1
votes

I have a fair amount of buffers open in Emacs and switch between them using C-x b. However, fairly often i find myself returning to an earlier accessed buffer that now has read-only rights. It can be toggled back by M-x toggle-read-only. I wonder why i (automatically?) get a read-only buffer when i return to it, and, how it can be avoided.

I have only a single instance of Emacs open, and do not change the files underlying the buffers in the meanwhile.

3
I've never seen that behaviour before - Flexo
Strange, I've never seen this before either. Do you run any particular package that might cause this (like global-auto-revert-mode?) You might have accidentally hit C-x C-q (which runs toggle-read-only), if so, you can unbind this to avoid this. - Lindydancer

3 Answers

4
votes

Returning to a buffer definitely does not make it read-only.

You can put an advice around toggle-read-only to see if there in an inadvertent call somewhere.
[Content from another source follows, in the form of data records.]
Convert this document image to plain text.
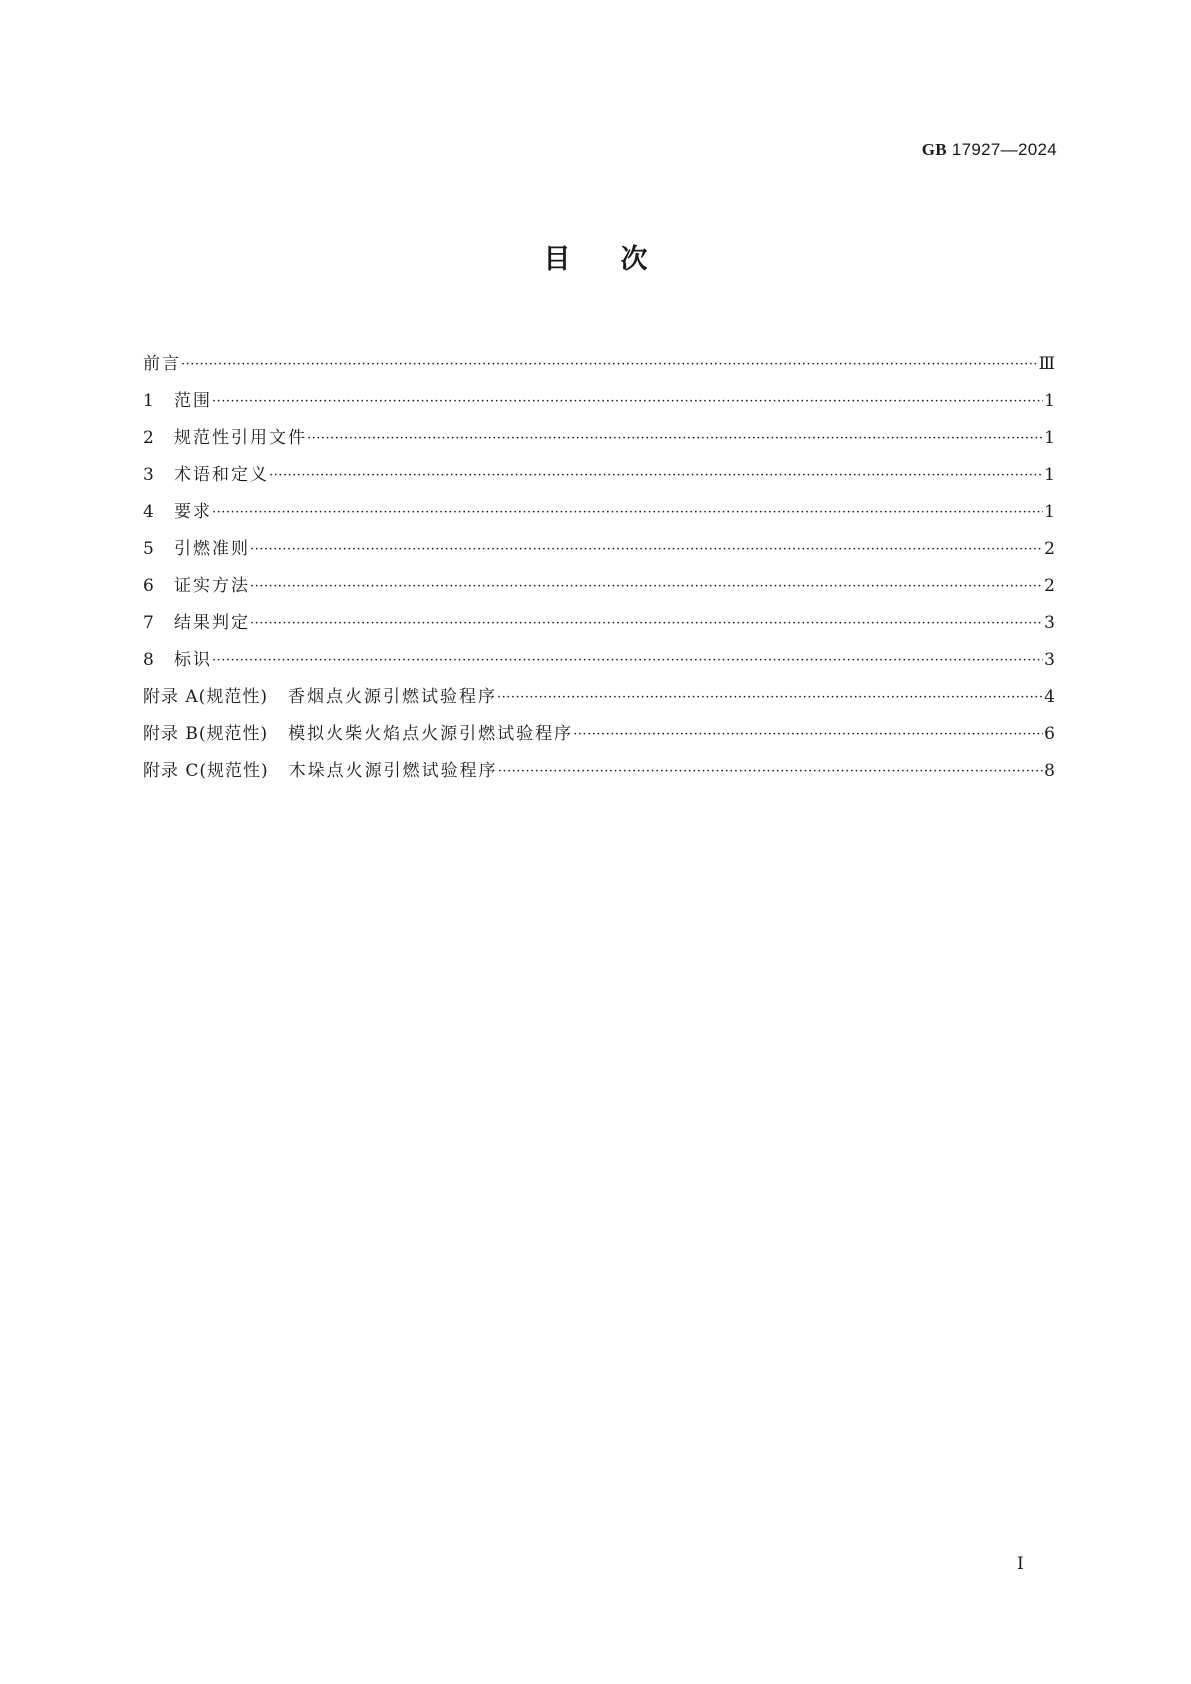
GB 17927—2024
目次
前言 ·····	Ⅲ
1	范围 ·····	1
2	规范性引用文件 ·····	1
3	术语和定义 ·····	1
4	要求 ·····	1
5	引燃准则 ·····	2
6	证实方法 ·····	2
7	结果判定 ·····	3
8	标识 ·····	3
附录 A(规范性) 香烟点火源引燃试验程序 ·····	4
附录 B(规范性) 模拟火柴火焰点火源引燃试验程序 ·····	6
附录 C(规范性) 木垛点火源引燃试验程序 ·····	8
Ⅰ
(defadvice toggle-read-only (around invoke-debugger activate)
  "invoke debugger to see the call stack"
  (debug ""))

If that doesn't help you can even put an advice on setq and enter debugger when buffer-read-only is getting assigned.

1
votes

I believe this happens quite often on AZERTY keyboards, where Q and S are adjacent, and one toggles the buffer to read-only mode instead of saving it.

0
votes

This is not a default emacs behavior. Supply some more data as emacs version/platform etc... Look at you init files (including .emacs) which has buffer-read-only for some reason. In any case, you can avoid by adding hook to switch-buffer ( or C-h k C-x b). Use toggle-read-only with negative argument.